Trade Wars: The erratic and contradictory trade policies followed by the trump administration have contributed to the rise of tensions with major trading partners. A tentative and vague trade deal achieved in two days of negotiations last week with China seems to have fallen apart as President Trump reversed himself on key provisions. Trade relations with the European Union have deteriorated as a result of the poisonous atmosphere between the two allies. And NAFTA negotiations are likely to drag on into 2019.

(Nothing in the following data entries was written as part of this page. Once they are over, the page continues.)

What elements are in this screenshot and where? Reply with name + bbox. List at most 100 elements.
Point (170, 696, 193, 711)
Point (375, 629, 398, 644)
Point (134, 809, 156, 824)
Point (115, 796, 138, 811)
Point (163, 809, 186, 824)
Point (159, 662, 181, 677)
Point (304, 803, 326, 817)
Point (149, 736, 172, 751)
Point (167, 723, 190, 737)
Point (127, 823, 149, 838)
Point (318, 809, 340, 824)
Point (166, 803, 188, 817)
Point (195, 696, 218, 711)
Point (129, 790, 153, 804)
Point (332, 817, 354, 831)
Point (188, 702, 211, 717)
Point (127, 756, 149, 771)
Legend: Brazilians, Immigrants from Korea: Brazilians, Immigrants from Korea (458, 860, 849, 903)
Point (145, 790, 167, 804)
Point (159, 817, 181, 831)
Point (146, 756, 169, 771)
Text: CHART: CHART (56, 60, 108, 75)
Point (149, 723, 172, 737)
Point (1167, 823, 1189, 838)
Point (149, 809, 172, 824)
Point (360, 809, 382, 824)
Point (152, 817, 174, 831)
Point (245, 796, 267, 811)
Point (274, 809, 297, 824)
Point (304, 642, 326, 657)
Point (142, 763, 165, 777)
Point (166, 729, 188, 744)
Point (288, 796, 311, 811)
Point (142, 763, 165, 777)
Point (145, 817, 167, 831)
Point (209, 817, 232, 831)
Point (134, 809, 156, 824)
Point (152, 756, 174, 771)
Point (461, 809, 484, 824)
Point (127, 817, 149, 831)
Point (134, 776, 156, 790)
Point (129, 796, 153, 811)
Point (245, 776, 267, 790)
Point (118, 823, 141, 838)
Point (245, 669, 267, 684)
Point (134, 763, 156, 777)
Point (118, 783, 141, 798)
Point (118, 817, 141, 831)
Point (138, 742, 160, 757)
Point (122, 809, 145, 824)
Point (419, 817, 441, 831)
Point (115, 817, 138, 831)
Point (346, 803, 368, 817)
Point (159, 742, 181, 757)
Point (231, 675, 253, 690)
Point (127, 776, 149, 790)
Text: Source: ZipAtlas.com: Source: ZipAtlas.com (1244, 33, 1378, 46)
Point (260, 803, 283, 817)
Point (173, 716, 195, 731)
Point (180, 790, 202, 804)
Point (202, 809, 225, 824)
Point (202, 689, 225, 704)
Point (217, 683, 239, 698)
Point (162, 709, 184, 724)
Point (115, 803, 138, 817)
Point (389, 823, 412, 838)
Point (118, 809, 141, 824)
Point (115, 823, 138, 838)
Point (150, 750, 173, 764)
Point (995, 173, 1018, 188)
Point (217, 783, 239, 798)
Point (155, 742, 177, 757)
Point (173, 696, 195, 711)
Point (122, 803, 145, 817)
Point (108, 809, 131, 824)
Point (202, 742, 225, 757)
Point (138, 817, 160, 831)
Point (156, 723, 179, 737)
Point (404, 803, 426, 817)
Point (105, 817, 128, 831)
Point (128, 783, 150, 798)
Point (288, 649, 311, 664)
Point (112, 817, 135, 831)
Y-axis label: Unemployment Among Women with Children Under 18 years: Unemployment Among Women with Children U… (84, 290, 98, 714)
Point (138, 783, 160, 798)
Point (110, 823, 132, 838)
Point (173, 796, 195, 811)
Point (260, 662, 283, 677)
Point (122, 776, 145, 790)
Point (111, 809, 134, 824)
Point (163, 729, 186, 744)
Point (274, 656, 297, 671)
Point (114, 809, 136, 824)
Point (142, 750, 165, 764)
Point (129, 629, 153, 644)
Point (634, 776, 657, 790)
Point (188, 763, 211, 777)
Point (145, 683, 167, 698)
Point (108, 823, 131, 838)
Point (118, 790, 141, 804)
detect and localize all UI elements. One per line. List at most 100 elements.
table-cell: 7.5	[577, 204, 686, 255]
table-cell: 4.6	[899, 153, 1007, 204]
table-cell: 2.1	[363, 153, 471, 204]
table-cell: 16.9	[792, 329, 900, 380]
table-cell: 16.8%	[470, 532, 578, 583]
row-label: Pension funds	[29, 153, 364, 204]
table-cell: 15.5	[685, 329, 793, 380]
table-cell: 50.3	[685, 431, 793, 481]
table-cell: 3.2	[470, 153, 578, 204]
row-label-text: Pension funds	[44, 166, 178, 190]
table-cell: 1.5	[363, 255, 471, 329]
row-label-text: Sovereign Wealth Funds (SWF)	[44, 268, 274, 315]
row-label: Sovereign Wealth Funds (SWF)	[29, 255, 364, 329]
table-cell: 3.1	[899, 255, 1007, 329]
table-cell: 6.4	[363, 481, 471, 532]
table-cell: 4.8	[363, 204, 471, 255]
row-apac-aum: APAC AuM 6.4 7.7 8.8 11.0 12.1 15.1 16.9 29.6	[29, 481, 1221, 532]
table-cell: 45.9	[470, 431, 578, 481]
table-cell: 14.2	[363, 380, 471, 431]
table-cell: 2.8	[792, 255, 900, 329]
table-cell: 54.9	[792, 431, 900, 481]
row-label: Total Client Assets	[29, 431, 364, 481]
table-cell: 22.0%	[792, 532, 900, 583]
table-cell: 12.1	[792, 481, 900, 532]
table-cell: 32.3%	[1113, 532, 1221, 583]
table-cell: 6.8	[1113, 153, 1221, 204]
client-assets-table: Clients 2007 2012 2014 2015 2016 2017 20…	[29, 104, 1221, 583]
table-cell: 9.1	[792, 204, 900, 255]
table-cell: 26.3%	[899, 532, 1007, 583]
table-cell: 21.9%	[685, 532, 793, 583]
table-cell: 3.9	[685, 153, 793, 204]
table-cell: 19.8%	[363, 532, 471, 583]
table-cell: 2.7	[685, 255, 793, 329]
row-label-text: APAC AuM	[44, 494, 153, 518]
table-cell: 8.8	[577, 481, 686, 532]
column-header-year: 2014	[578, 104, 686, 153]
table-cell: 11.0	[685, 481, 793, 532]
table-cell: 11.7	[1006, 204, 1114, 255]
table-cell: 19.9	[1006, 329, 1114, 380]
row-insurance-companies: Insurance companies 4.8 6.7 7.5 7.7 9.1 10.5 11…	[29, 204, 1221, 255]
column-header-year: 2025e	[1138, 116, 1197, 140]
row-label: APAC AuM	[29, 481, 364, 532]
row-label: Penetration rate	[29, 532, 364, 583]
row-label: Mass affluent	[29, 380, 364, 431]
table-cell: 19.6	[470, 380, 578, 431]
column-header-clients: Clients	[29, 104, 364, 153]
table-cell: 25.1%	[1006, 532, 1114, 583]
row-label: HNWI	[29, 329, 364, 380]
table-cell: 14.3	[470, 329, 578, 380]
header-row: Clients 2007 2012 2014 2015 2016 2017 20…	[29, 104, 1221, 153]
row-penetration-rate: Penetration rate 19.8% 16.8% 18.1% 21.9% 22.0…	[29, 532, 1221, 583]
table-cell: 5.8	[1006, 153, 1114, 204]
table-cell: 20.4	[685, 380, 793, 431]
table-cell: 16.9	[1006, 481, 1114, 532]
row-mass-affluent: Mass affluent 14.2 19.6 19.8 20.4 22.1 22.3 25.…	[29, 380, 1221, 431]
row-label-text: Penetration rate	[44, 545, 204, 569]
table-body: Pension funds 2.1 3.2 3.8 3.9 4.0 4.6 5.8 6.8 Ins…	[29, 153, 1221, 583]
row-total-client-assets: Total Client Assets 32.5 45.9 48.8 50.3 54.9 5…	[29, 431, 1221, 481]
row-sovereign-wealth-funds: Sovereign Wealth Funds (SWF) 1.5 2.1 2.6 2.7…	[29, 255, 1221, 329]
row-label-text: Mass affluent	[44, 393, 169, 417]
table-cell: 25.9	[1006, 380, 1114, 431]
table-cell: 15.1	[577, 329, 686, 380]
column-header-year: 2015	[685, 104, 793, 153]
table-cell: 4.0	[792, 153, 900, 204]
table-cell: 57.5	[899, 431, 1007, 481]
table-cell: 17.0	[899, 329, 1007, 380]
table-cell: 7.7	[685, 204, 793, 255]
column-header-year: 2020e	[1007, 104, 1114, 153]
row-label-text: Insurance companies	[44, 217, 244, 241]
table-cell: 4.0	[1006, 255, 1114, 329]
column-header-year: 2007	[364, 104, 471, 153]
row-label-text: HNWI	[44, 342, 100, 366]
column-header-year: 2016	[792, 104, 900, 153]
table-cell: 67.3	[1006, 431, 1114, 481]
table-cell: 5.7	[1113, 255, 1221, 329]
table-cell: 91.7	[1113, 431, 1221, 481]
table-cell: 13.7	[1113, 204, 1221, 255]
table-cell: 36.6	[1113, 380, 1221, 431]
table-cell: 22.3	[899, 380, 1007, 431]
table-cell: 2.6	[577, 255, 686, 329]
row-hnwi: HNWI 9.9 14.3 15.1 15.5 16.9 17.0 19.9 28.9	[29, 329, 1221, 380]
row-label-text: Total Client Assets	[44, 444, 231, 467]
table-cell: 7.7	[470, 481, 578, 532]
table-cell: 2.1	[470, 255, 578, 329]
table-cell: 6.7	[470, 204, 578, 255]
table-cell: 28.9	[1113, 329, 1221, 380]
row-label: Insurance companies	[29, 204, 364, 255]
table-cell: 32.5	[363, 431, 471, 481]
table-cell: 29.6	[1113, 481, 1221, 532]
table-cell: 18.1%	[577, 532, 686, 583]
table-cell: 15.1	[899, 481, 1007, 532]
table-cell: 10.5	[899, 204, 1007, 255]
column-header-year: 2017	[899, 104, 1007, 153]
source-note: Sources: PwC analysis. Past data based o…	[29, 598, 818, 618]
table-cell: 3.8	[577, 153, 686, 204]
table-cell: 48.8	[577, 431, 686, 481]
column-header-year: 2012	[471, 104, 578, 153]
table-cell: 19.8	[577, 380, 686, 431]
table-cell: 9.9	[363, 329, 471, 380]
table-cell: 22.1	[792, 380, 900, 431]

Emerging Markets (EM): concerns about emerging markets have resurfaced after a long period of calm. Two factors have revived these concerns: the strengthening dollar and the rising U.S. interest rates. In combination with a sharp increase in EM foreign currency debt (both sovereign and corporate, estimated at $8.3 trillion, 75% of which is denominated in dollars), this has resulted in a run on major EM currencies, especially those of countries with large current account deficits and /or heavy external debt burdens. Particularly affected have been the Turkish lira and the South African rand, both countries where political turmoil has worsened the impact of widening external gaps. Argentina has also been forced to seek an IMF program. While we don’t foresee another EM financial crisis, the time for complacency in EMs is over.
Fig.3: Emerging Market Currencies
Each of these crises has the potential to be destabilizing for the financial markets and the global economy. Taken together, they present a particularly difficult challenge at a time of uncertain leadership in the United States, deep divisions between the United States and its traditional allies, and the weakening of global financial governance.